As regards the size of cells and fibre bundles, light penetration in the neonatal skin would be expected to be less than in the adults because the smaller objects reduce forward scattering of the light or the anisotropy value, where the forward Mie scattering is dependent on size of objects [52]. Thus more backscattered light (reflected NIR intensity) would be captured. Contrarily, increasing total body water in neonates would decrease the value of refractive index and scattering coefficient [34], which leads to a decrease of the backscattered light. The behaviour of the light transport and the captured backscattered light in comparison with the adults can be utilised for parameterisation of the optical parameters in a developed model for obtaining the new NIR reflection values. However, comparing with the values of optical parameters from measurements on the real skin tissue of neonates is essential.

Conclusions

The NIR reflection showed higher sensitivity at lower thicknesses of subcutaneous fat, which shows good potential for the use of the NIRS method for the detection of under-nutrition in newborn infants particularly in low-income settings, where newborns are at risk for under-nutrition and morbidity. Selecting correct wavelengths for measuring body fat is necessary to circumvent the influence on absorption and scattering that occur with variation of hydration and skin colour in the skin tissue. Wavelengths within a range from 890 to 940 nm and also from 1010 to 1100 nm would be the wavelengths to be considered in developing the NIRS device due to the minimal affect on reflected NIR intensity at varied V water . For different skin colours meanwhile, sensitivities and reflected NIR intensity decreased with increases of melanin, which indicates that NIR is sensitive to changes in melanin.
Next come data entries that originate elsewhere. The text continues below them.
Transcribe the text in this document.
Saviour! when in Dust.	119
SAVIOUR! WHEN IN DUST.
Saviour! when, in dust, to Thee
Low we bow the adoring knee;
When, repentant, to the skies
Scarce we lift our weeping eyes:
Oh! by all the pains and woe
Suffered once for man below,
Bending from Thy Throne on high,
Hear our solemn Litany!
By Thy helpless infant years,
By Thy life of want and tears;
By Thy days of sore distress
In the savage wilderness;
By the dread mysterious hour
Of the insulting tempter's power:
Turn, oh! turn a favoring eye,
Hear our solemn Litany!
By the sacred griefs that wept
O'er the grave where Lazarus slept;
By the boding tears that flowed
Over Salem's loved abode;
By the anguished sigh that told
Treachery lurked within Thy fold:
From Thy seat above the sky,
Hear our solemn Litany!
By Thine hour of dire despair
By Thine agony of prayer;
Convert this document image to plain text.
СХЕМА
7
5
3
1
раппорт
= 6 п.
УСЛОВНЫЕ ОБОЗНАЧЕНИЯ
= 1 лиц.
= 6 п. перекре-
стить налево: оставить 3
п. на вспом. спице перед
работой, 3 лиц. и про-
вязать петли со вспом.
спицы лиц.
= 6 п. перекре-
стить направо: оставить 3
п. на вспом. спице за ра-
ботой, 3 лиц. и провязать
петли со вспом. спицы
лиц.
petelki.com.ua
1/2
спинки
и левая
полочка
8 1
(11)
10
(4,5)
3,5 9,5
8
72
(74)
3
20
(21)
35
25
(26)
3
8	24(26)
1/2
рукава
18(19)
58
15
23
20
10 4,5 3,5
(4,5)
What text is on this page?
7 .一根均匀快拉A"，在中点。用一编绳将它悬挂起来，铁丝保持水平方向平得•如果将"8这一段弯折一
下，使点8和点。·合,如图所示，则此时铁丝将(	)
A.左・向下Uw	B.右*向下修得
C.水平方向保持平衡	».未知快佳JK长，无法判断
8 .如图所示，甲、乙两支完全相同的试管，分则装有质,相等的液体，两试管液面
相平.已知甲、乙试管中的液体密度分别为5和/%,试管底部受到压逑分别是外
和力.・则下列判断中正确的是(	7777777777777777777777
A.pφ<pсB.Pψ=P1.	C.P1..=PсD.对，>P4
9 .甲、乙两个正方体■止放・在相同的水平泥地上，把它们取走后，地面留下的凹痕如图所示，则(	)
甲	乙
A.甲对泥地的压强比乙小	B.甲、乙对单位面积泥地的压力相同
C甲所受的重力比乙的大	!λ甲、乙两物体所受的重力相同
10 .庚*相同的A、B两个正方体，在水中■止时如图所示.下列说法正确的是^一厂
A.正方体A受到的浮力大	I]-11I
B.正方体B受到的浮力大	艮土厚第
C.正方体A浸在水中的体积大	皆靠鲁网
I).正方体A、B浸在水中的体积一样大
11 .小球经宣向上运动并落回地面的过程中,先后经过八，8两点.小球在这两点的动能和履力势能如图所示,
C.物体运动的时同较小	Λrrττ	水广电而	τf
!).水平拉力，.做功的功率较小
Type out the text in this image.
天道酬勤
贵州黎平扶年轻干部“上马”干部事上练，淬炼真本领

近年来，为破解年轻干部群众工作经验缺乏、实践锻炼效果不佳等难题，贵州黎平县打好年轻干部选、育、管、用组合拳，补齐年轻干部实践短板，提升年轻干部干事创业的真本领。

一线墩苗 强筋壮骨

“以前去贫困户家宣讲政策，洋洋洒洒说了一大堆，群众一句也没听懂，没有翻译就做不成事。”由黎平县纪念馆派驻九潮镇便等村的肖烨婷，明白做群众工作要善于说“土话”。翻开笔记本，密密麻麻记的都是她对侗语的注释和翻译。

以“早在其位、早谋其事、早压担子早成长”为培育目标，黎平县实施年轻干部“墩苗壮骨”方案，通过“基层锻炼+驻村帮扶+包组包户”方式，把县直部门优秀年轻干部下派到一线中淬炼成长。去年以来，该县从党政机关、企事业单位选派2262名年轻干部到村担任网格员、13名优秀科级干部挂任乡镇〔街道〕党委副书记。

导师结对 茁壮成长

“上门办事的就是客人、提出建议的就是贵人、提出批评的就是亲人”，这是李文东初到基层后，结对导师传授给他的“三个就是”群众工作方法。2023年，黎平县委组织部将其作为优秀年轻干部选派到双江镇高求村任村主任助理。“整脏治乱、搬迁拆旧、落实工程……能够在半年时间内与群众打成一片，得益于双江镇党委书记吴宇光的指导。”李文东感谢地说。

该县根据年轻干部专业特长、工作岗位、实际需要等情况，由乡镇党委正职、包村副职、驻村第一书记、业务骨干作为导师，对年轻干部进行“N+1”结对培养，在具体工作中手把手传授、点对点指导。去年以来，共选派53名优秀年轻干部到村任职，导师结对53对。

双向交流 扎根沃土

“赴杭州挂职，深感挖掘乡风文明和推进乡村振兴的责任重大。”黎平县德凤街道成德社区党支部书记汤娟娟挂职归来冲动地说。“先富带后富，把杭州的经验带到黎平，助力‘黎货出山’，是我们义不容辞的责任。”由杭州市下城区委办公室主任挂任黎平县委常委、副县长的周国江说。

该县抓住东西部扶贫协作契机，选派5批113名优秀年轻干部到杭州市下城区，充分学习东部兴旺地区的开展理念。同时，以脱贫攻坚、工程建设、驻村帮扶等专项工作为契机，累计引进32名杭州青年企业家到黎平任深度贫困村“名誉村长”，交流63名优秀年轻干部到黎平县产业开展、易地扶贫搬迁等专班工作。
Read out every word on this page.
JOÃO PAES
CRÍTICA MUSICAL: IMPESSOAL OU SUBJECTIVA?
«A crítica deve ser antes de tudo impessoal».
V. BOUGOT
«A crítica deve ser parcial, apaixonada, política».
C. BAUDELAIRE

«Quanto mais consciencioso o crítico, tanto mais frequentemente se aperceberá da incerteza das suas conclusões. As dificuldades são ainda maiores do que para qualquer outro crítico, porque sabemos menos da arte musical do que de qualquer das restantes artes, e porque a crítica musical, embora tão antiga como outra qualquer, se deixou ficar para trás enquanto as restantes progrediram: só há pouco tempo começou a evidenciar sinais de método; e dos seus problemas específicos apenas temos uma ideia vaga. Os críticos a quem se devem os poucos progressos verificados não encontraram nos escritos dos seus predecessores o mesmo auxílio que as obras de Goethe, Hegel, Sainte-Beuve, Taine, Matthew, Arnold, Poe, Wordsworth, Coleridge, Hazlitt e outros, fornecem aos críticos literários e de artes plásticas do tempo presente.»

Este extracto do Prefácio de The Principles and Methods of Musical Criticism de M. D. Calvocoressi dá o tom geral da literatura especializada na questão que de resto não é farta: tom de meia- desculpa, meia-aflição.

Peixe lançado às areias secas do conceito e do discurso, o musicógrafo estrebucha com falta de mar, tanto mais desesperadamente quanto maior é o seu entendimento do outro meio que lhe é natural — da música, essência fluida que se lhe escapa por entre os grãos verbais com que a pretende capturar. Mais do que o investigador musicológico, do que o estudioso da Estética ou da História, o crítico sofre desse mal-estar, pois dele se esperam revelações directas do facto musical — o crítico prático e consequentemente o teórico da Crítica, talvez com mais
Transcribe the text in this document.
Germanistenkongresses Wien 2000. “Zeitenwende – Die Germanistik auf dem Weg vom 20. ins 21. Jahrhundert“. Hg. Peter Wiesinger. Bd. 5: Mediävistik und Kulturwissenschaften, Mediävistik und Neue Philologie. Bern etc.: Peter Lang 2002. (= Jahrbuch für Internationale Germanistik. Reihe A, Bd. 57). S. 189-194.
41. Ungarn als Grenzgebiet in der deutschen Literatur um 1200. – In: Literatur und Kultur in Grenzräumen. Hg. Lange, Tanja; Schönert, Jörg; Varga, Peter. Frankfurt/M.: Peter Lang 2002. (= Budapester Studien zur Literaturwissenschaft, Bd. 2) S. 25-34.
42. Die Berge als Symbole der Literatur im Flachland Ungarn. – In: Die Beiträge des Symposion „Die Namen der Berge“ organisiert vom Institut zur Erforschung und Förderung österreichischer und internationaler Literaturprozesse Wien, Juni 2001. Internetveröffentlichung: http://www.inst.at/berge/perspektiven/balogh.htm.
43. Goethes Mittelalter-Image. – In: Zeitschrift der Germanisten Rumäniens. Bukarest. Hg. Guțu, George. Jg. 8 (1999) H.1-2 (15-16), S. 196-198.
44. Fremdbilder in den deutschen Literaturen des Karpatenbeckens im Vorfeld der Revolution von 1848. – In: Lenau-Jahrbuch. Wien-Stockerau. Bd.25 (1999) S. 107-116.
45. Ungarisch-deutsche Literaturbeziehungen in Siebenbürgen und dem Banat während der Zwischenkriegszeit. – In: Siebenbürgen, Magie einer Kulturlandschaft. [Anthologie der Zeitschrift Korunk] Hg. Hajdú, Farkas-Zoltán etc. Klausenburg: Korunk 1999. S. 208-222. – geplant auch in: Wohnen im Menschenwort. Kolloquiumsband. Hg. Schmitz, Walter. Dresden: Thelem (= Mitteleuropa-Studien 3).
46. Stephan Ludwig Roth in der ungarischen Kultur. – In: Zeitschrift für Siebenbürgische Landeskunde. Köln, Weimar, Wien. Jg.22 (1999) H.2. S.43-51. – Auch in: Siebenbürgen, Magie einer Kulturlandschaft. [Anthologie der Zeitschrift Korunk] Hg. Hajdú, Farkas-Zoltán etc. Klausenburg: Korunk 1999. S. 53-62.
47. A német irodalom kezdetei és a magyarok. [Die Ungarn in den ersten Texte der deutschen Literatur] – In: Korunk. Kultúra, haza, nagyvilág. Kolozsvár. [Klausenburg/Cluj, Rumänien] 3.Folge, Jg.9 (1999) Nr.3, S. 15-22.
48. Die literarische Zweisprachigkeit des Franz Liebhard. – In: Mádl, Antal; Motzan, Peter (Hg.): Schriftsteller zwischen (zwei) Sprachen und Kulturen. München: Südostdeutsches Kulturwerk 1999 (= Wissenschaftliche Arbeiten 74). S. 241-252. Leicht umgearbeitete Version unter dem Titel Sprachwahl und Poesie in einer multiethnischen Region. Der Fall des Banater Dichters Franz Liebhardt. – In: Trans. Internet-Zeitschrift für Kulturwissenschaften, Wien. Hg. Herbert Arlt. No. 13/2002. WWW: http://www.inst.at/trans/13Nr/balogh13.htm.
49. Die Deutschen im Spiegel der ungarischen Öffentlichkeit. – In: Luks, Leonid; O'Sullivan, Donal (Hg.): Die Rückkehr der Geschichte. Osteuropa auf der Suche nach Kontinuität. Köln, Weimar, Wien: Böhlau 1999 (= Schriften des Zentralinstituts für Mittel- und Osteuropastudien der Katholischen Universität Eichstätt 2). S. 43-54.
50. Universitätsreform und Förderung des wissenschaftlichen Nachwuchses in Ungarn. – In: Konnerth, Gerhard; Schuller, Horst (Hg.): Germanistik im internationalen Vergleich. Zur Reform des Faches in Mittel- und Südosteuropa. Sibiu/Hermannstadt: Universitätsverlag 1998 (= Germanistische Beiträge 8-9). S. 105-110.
Thus, solutions to overcome this limitation in developing the real NIRS device are necessary including correction by an independent measurement or by a modeling approach. The effectiveness of the suggested solutions in addressing the limitations due to hydration and skin colour would also be validated via in vitro experiment, where NIR reflection response would be tested on the developed skin tissues using an epoxy resin mimicking the real skin tissue with varied water concentration and ink (melanin) [53]. As we utilised some optical parameters obtained from adult skin in this study, further studies using equivalent parameters of newborn skin are essential, but defining first the values of the optical properties of neonates by measurements on the real neonatal tissue or by parameterisation approach in the developed model based on the results from adults is urged. As regards the size of melanosomes were different between ethnics even though they possessed similar values of V melanin , it also suggests further study of the effect of different hydration and skin colours on NIR spectra for other ethnics including Indian and Chinese with using their optical parameters of the skin for comparison with the Caucasians and Africans. For implementation, our next step is to develop a NIRS body fat device which can compensate for various skin colours and using multiple LEDs at several wavelengths.